Napszállta (titolo originale di Tramonto) è il secondo film di László Nemes, dopo Il figlio di Saul, storia ambientata nei campi di concentramento nazisti dove furono coinvolti gli ungheresi, e che gli fece vincere numerosi premi, tra cui l’Oscar per il miglior film straniero.

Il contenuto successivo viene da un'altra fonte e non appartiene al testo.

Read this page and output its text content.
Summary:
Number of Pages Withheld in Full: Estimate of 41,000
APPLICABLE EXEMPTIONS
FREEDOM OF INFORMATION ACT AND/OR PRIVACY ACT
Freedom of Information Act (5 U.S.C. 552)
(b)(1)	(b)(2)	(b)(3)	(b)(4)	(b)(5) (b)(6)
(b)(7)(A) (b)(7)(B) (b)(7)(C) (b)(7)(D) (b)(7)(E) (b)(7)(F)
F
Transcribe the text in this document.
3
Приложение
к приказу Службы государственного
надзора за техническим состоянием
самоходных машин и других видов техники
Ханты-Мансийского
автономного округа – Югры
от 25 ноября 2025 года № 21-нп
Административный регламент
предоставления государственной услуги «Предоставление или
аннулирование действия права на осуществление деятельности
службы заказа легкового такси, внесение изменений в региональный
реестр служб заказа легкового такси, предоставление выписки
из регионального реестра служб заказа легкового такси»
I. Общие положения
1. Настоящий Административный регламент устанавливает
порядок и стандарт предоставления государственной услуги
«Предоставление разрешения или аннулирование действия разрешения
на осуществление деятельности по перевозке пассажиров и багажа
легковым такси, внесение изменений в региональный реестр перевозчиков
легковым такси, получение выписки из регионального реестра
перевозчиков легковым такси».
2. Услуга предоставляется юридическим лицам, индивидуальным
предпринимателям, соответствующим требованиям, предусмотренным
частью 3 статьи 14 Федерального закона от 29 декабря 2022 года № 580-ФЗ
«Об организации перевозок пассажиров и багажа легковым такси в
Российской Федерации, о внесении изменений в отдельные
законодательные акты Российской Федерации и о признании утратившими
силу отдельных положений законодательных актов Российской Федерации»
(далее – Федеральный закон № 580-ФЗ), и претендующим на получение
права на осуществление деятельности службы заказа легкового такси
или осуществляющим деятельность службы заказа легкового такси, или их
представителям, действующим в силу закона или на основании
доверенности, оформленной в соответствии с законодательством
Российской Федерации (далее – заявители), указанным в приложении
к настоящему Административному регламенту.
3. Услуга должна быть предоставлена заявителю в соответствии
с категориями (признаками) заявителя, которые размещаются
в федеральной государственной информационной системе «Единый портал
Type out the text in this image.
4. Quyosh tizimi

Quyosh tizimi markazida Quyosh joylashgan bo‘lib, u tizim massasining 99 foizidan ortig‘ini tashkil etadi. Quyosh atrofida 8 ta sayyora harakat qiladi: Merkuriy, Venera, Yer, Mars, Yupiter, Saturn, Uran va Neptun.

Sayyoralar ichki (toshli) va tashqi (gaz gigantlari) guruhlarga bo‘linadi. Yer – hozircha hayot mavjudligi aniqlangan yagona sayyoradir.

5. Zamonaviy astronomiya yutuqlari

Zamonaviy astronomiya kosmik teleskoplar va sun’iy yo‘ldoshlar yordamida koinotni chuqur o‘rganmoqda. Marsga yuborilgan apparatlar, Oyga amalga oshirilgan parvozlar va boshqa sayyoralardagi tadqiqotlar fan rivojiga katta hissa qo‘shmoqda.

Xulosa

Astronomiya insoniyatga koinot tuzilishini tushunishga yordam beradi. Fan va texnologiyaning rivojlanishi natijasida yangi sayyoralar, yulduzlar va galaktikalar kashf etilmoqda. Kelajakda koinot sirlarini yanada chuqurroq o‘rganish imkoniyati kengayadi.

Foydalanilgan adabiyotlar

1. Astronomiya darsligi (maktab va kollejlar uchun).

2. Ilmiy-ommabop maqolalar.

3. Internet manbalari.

In Tramonto si parla ancora di una pagina di storia magiara, ma ora siamo nel 1913, alla vigilia della Prima guerra mondiale: a Budapest, seconda città dell’Impero austroungarico per bellezza e sfarzo dopo Vienna, apparentemente tutto è eleganza, lusso, benessere. Nel grande negozio di cappelli Leiter – dove arrivano ricchi borghesi, nobili e perfino i principi reali – giunge la giovane in cerca di impiego Irisz Leiter, figlia degli antichi proprietari morti in un incendio quando aveva due anni, che tutti guardano come fosse un fantasma. Oltre al tragico incidente, da cui la rovina del negozio poi “salvato” dal nuovo proprietario Oskar Brill, molti fanno riferimento a un fratello, Kálmán Leiter, che lei non ha conosciuto e che pare essersi macchiato di crimini orrendi… Irisz viene allontana dal negozio. Il suo ritorno a Budapest dopo tanti anni, che tutti maledicono, sembra presagio di grandi sventure, proprio mentre il grande ritrovo commerciale e di moda celebra con una grande festa i trent’anni di attività.
Con uno stile ansiogeno, a colpi di estenuanti piani sequenza, ma – al contrario che nel film precedente – affatto avvincente, vediamo la povera ragazza con gli occhi perennemente sbarrati cercare la verità e fuggire dalle sue conseguenze, in continue peregrinazioni diurne e notturne che stancano lo spettatore (e con la povera protagonista Juli Jakab costretta ad alternare due espressioni: corrucciata e terrorizzata). Poi, pian piano, il quadro intorno alle luci dello sfavillante negozio Leiter diventa sempre più fosco e apocalittico, come se dietro alla facciata del lusso e dell’ostentazione di ricchezza del negozio non restasse altro che la corruzione morale delle classi dirigenti e gli scoppi di violenza di chi vorrebbe travolgere tutto con una rivolta purificatrice. Mentre quello che sembrava un giallo esistenziale diventa un apocalittico e confusissimo apologo sulla fine di un’epoca che, nelle intenzioni dell’autore, doveva svelare la sua natura di prologo dell’Olocausto mostrato ne Il figlio di Saul. Anche le sfarzose scenografie e la fotografia tesa a fissare la decadenza con colori da natura morta non riescono però a risollevare un film troppo lungo (due ore e venti di durata, in cui avviene ben poco), retorico nei dialoghi, pesante nei silenzi, e ben lontano dall’aver raggiunto lo scopo che evidentemente si prefissava.